92nd American Meteorological Society Annual Meeting (January 22-26, 2012)

Monday, 23 January 2012
Averaging Time Scale for Daytime Turbulent Flux Measurements in a Wide and Steep Valley
Hall E (New Orleans Convention Center )
Zeljko Vecenaj, Univ. of Zagreb, Zagreb, Croatia; and S. F. J. De Wekker

Our current understanding of turbulence in fluids imposes that turbulence is governed by perturbations within a certain field of physical quantities. Therefore, quantifying turbulence in the atmosphere requires defining these perturbations. To define the turbulence perturbations, it is important to determine a suitable averaging time scale which can vary largely with changing atmospheric and surface conditions but oftentimes is kept constant. This averaging time scale is then used to separate the total signal into the mean and the perturbations which are used to calculate turbulent fluxes. If an inappropriate averaging time scale is used for a specific situation, this can lead to severe under- or over estimation of the turbulent fluxes.

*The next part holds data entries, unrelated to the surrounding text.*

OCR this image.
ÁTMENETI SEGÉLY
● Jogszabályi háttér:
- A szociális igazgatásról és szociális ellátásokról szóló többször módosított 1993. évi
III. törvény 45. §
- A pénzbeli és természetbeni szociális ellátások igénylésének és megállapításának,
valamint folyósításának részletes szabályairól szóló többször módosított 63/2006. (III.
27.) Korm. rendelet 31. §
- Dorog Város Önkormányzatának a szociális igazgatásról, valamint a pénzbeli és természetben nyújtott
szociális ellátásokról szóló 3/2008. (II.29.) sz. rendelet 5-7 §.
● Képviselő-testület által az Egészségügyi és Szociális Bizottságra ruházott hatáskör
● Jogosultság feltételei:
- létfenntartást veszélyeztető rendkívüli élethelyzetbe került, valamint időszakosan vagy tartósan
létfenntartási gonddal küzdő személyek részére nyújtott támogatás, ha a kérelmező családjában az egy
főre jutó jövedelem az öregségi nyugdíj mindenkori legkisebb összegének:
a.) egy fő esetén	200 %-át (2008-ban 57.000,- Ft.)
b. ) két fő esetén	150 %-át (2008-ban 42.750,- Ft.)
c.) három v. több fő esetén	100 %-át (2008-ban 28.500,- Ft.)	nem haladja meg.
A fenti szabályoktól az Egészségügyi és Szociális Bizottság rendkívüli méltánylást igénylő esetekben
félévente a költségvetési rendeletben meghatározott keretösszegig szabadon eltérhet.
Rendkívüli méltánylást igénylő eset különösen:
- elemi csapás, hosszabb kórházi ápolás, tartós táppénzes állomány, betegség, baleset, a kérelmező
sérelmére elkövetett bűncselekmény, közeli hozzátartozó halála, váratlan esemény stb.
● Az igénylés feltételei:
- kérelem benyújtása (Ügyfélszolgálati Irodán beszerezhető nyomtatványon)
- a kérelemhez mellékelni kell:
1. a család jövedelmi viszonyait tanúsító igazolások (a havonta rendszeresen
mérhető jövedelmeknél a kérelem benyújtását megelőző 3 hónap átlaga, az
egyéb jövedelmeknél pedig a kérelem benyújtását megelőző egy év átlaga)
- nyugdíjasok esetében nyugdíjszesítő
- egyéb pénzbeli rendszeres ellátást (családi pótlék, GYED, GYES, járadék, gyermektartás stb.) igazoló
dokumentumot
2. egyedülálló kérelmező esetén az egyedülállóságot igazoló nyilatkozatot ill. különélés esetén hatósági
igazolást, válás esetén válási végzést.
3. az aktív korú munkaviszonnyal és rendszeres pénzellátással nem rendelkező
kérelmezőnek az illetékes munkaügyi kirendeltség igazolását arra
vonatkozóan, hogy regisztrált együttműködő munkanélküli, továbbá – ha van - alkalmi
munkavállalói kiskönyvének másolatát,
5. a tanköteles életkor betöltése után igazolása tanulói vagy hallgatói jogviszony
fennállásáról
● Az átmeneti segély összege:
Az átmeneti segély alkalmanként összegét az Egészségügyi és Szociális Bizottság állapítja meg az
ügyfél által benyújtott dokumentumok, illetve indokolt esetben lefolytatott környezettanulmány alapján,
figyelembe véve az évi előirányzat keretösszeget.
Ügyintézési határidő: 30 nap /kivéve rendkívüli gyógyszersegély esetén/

The goal of this work is to define and quantify the averaging time scale and its temporal and spatial variability in the near surface atmospheric boundary layer over complex terrain. We use data from three 30 m towers with 6 levels of ultrasonic anemometers collected during the Terrain-induced Rotor Experiment (T-REX) conducted in Owens Valley, California, in spring 2006. We analyze an 8 hour period characterized by quiescent convective conditions early in the morning followed by the intensification of the along valley winds later afternoon. We use two different methods for the calculation of the averaging time scale: Fourier spectral analysis and multiresolution flux decomposition. Results from applying the two methods compare well and indicate a large spatial and temporal variability in the averaging time scale. We explore the causes of this variability using observations of the local and mesoscale flow structure obtained from a variety of in-situ and remote sensors.